You can’t patch your way out of threat debt

Published on the 22/05/2025 | Written by Heather Wright


You can’t patch your way out of threat debt

And maybe you can ignore some of that patching…

“You don’t make a population healthy by giving everyone an asprin,” says Craig Lawson. “What you do is treat every patient individually.”

And that, according to Lawson – a Gartner research vice president – is how organisations need to address patching.

“Think how much time we are wasting patching stuff that makes no difference to your security posture.”

Speaking at Gartner’s Infrastructure, Operations and Cloud Strategies conference, Lawson said no one has ever been able to out-patch threat actors at scale, and his conversations with some of the biggest banks, retailers, government agencies and hyperscalers, has shown that none of them have conquered patching either.

“If you have organisations that are literally spending billions on their IT programs, including patching, and they can’t do it, what about the rest of us?”

But Lawson argues that patching every vulnerability may not be necessary, labelling the belief that if we patch more frequently we’ll be more protected as ‘one of the biggest, worst, egregious fallacies in all of IT’.

Instead, he called on organisations to consider their threat debt – the technical debt your organisation carries that will be exploited by threat actors.

He says his research shows just eight to nine percent of vulnerabilities in each calendar year are actually exploited in the wild.

“If we’re talking about threats, that should be a really important priority in how we deal with it.”

Few exploitations are zero day, either, he says – they’re potential boomerangs which can come back and hit the attacker in the face – but the majority, regardless of severity are exploited in one or two days from disclosure.

“When we say no one has ever out-patched threat actors at scale, that is why. They are exploiting a statistically small number of vulnerabilities, very quickly, regardless of severity.”

Nonetheless, many organisations try to patch everything, often to meet internal SLAs, but that practice hasn’t resulted in a decrease in attacks.

“Think how much time we are wasting patching stuff that makes no difference to your security posture.

“I’d love that data showing how much patching we did last quarter that made no difference to our security posture.”

He compared it to bridges falling down and money being pumped in to make sure it doesn’t happen, only to have more bridges fall down.

“You’d think someone would come along and say ‘do you know why bridges fall down in the first place?’

He warned too that ‘patches break things’ – and to clients an outage from a patch fail is no different to an outage from a breach – and some patching, such as Java, may require multiple other subsystems to be patched first.

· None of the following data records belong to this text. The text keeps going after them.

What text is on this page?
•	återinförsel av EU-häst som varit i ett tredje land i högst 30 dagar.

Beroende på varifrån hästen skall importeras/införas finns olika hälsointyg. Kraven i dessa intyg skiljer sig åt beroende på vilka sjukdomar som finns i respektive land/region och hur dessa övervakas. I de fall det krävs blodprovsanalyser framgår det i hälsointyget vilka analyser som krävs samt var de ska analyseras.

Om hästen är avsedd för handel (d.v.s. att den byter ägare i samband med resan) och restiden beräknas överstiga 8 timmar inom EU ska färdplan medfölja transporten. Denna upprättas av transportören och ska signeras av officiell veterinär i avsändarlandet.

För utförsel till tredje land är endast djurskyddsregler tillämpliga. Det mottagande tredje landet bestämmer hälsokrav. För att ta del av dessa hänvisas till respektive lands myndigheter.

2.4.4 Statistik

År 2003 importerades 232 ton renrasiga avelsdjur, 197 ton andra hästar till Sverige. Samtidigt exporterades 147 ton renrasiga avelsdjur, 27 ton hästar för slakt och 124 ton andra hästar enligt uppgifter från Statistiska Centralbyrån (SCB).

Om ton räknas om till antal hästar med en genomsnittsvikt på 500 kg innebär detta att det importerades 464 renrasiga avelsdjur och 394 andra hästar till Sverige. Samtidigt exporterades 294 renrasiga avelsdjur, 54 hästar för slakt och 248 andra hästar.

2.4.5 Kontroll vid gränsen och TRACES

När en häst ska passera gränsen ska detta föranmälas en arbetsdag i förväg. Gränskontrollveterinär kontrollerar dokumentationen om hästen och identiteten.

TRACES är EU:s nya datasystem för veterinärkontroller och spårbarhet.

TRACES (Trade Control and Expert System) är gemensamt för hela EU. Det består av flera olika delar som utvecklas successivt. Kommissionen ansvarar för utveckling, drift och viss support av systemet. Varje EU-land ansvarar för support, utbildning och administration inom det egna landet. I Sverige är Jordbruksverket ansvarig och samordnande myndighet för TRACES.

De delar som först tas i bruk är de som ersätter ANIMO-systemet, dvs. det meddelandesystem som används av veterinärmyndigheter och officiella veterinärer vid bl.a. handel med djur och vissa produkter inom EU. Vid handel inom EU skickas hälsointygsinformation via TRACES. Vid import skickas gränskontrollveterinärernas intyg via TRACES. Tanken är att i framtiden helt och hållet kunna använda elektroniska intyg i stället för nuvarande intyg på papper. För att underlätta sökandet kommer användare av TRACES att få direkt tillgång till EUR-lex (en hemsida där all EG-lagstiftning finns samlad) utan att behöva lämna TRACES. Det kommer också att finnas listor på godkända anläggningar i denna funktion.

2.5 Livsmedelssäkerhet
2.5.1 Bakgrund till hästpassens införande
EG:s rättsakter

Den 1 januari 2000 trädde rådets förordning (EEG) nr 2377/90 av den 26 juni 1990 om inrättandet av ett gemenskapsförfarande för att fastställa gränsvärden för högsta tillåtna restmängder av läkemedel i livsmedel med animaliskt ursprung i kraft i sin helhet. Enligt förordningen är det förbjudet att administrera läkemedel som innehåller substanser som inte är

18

He suggested organisations move from vulnerability management to exposure management, which takes into account whether a vulnerability is exploitable for the specific organisation and a ‘cohabitation metric’ which considers all the other controls deployed.

“We have all these other compensating controls deployed… we have app controls, DNS filtering, zero trust, network segmentation, web, email, firewall. You probably have at least 10 compensating controls and patching is another one.”

He suggested sharing the metric with others within the organisation to show ‘what is actually going on’.

Collaboration across the organisation to identify the key threats and patches required.

“The diagnostics inform what your treatment plan should look like. You don’t get to a treatment plan without accurate diagnostics up front,” he says.

“The better job we do of quantifying threat debt and then retiring it, the better off we will be.”